Die ersten Flachpanels in Farb-Plasma-Technik nutzte man, um an der Entwicklung von Ansteuerelektronik für diese völlig neue Generation von Bildschirmen zu arbeiten. Im Jahr 1995 kam das erste Flachdisplay auf den Markt. Die weltweit erste Installation von großformatigen Farb-Plasma-Displays in einem Flughafen-Informationssystem war Pionierarbeit. Parallel hierzu wurde auch die Entwicklung von LC-Displays vorangetrieben, die inzwischen in vielen Anwendungen die bisher verwendeten CRT-Monitore ersetzten. Schließlich wurde Conrac Elektron 1998 von der Data Modul AG übernommen und der Firmenname in Conrac geändert.

Der Standort Weikersheim wird ausgebaut

Leidenschaft für das Unternehmen und Qualitätsbewusstsein kombiniert mit internationaler Ausrichtung bestimmen bis heute Denken und Handeln der Mitarbeiter von Data Modul. Das unterstrich Dr. Florian Pesahl, Vorstand von Data Modul, in seiner Ansprache in einer Feierstunde am Standort in Weikersheim. Die lokale Verbundenheit zum Standort Weikersheim und die gute Zusammenarbeit würdigte der Vorstand besonders. Seit 2015 heißt der neue Großaktionär Arrow und auch mit diesem Unternehmen werde Data Modul seinen erfolgreichen Kurs im Markt der Geschäftskunden fortsetzen. Weikersheim werde auch weiterhin einen wichtigen Anteil daran haben. Die Standort- und somit die Arbeitsplatzsicherheit manifestierten sich auch im Ausbau der Produktions- und Reinraumfläche noch in diesem Jahr.

Ausflüge in das Geschäft der Privatkunden gab es, waren aber, sagte Pesahl, in der Unternehmensgeschichte nicht von Erfolg gekrönt. Die größten Erfolge feiert das Unternehmen im Industriesegment. Die Konzentration erfolgt heute auf die Kernkompetenzen Displays, Touch, Embedded und Systemlösungen. Damit hat sich das Unternehmen vom reinen Distributions- zum Lösungsanbieter entwickelt. Das Strategieprogramm „Shape 2020“ sieht vor, einer der weltweit führenden Anbieter von visuellen Systemlösungen zu werden.

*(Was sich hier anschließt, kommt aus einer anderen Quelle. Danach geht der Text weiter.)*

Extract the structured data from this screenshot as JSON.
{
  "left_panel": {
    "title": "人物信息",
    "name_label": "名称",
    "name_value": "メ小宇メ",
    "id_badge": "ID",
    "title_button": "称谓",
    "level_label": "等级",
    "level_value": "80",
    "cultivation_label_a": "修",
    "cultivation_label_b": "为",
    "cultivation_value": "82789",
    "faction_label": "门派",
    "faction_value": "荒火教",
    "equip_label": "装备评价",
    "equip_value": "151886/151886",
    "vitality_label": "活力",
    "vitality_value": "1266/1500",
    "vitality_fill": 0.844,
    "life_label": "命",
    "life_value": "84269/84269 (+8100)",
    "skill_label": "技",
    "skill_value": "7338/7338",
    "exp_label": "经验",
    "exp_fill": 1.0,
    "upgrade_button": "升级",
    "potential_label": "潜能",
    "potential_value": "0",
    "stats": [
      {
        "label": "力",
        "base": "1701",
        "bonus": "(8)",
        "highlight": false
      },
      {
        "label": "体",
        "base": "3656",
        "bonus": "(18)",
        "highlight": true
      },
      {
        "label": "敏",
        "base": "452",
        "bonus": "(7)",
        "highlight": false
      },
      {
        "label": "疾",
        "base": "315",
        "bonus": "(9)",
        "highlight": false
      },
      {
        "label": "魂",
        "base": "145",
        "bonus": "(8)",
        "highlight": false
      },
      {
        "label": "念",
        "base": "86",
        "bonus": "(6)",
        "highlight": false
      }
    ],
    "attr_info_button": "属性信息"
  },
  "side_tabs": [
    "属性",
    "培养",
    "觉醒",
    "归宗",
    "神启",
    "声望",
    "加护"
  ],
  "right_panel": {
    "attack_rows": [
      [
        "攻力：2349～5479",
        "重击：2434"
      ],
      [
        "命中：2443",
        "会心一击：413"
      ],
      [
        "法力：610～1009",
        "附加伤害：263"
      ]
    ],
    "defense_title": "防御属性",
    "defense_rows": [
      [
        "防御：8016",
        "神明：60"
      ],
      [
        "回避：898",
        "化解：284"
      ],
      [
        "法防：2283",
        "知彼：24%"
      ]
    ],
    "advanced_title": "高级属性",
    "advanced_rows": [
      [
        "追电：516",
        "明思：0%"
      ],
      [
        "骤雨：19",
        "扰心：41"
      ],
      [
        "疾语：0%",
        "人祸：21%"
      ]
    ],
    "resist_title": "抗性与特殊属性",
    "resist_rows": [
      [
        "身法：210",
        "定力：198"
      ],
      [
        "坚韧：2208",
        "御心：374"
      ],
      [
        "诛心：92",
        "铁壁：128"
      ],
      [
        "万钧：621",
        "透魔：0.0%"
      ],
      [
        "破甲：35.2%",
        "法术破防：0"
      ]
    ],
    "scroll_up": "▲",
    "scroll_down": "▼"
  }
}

6,3 Mio. Displays im Jahr 2015 gefertigt

In diesem Jahr wird ein Umsatz von 200 Mio. Euro mit einer Exportquote von ungefähr 40 Prozent erwirtschaftet, mehr als die Hälfte des Ergebnisses wird dabei in den ausländischen Tochtergesellschaften erzielt. Möglich wird das durch die Auslieferung von fast 6,3 Mio. Displays im Jahre 2015 und voraussichtlich 7 Mio. 2016.

In den vergangenen fünf Jahren wurden fast 10 Mio. Euro in das Unternehmen und an den Standort in Weikersheim investiert. Der Plan ist, 4 Prozent vom Umsatz in Forschung und Entwicklung jährlich nach Weikersheim fließen zu lassen. Gestiegen ist auch die Anzahl der Mitarbeiter: diese hat sich in den vergangenen fünf Jahren mehr als verdoppelt. Aktuell sind es mehr als 200 Beschäftigte.